Unless, then, you are prepared to confess baptismal regeneration…not even that really, since your point is about who are proper candidates for baptism, so if you are prepared to confess that children of believers are automatically regenerate, then your parallel can make sense. But not until then.

Bret responds,

  • The children of Reformed parents are Baptized with the presumption of charity as to their redemptive identity. This presumption of charity as to their redemptive identity is valid because God Himself has been pleased to open the womb of His redemptive people and provide a covenant seed for Himself. Thus children of Reformed parents are Baptized with the presumption of charity as to their redemptive identity. Reformed people Baptize their babies, not because they know that the babies are regenerate but rather on the basis of God’s command and promise. God’s promises are to us AND TO OUR CHILDREN, (Acts 2;39) and Christ commands for the Nations to be Baptized (Matthew 28) and as children are part of those Nations to be Baptized they are to be Baptized.

    There is a key difference seen here Charles. Baptists do not baptize their children because they are operating with the presumption that their children are damned until those children are old enough to;

    A.) Be old enough to not be presumed damned
    B.) By offering up their ability to agree to God’s claim upon them from conception in exchange for God’s mark of ownership seen in baptism.
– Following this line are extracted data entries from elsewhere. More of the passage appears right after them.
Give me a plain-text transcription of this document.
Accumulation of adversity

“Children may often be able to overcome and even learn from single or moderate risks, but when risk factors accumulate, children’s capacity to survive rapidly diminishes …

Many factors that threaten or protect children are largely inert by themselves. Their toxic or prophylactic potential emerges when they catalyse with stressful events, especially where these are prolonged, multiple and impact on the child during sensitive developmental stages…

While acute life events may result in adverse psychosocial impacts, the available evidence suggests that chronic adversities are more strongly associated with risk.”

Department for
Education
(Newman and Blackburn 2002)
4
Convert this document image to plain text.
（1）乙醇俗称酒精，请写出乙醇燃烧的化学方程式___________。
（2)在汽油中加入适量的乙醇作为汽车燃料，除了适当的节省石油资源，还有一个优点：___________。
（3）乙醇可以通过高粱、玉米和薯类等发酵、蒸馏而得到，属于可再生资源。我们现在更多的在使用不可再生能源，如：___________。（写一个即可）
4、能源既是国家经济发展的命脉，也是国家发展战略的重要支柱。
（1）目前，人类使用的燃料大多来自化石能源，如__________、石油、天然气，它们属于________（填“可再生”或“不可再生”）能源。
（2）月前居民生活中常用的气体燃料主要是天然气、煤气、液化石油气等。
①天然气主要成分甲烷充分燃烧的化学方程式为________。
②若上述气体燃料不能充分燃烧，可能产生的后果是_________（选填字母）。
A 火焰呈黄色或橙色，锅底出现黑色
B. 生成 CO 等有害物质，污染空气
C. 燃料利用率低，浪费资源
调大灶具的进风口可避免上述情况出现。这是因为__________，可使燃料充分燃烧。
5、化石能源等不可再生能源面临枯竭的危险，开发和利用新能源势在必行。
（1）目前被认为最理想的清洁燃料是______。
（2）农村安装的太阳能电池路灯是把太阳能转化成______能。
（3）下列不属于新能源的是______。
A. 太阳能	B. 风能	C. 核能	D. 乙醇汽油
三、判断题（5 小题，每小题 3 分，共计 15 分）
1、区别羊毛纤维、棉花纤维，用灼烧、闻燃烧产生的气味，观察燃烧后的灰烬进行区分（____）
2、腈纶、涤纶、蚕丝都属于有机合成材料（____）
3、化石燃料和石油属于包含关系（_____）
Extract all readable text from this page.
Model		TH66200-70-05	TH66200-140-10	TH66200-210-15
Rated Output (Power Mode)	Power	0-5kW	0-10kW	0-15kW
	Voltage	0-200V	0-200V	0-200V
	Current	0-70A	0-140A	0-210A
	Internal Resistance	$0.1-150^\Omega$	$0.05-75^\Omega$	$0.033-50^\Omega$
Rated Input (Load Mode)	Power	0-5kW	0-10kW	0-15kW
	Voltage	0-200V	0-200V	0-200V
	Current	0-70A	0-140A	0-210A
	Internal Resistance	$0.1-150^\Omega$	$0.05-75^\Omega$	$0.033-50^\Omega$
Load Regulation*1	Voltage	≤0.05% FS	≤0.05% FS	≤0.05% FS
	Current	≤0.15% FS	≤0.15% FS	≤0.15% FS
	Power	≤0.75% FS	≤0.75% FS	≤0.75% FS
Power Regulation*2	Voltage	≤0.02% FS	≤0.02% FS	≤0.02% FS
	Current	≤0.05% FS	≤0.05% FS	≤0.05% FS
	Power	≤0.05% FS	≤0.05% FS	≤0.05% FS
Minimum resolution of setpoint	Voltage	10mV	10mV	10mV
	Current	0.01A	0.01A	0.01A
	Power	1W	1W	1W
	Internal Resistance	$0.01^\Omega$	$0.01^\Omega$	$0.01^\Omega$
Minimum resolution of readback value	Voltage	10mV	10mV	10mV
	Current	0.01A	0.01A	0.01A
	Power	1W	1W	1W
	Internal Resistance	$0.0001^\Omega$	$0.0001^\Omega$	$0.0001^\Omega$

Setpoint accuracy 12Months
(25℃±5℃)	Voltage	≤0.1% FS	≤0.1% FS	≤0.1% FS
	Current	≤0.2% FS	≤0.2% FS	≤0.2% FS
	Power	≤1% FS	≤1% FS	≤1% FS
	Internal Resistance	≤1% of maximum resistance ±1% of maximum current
    Third, unlike Baptists, Covenantal Reformed do NOT hold to the doctrine of every member of a visible Church is automatically regenerate simply because they are members of the Church. We concede that there are within the visible Church those who are only administratively attached to the visible Church while others have the essence of what is promised by being marked by baptism into Christ’s and His body. As such, there is no claim on our part (unlike Lutherans) that Baptism itself brings regeneration.

    Baptism is God’s claim of ownership wherein the expectation is found that said Baptized child will grow up yielding to love and commands of He who has claimed Him. However, just as all of Israel was not of Israel in the Old Covenant (Romans 9:6-7), so today not all of grown up Israel (the Church) is of grown-up Israel. Just as then some who would fail were rightly marked with the sign of the covenant so today some who will fail are rightly marked with the new covenant sign.

    Baptists presume that the babies born of Christians are born as belonging to Lucifer AND as God having to wait on their decision to claim Him before God can make a valid claim upon them without their consent.

    It really is a matter of priority. Baptists believe that the priority of claim of ownership moves from divine to human before the claim of Divine ownership upon man, as communicated in Baptism, can be allowed.

    Baptists are latent Arminians because they are requiring that their babies are able to bring something they can’t as babies bring (their verbal testimony of conversion) to Baptism in exchange for the sign of the covenant that age-accountable people can bring.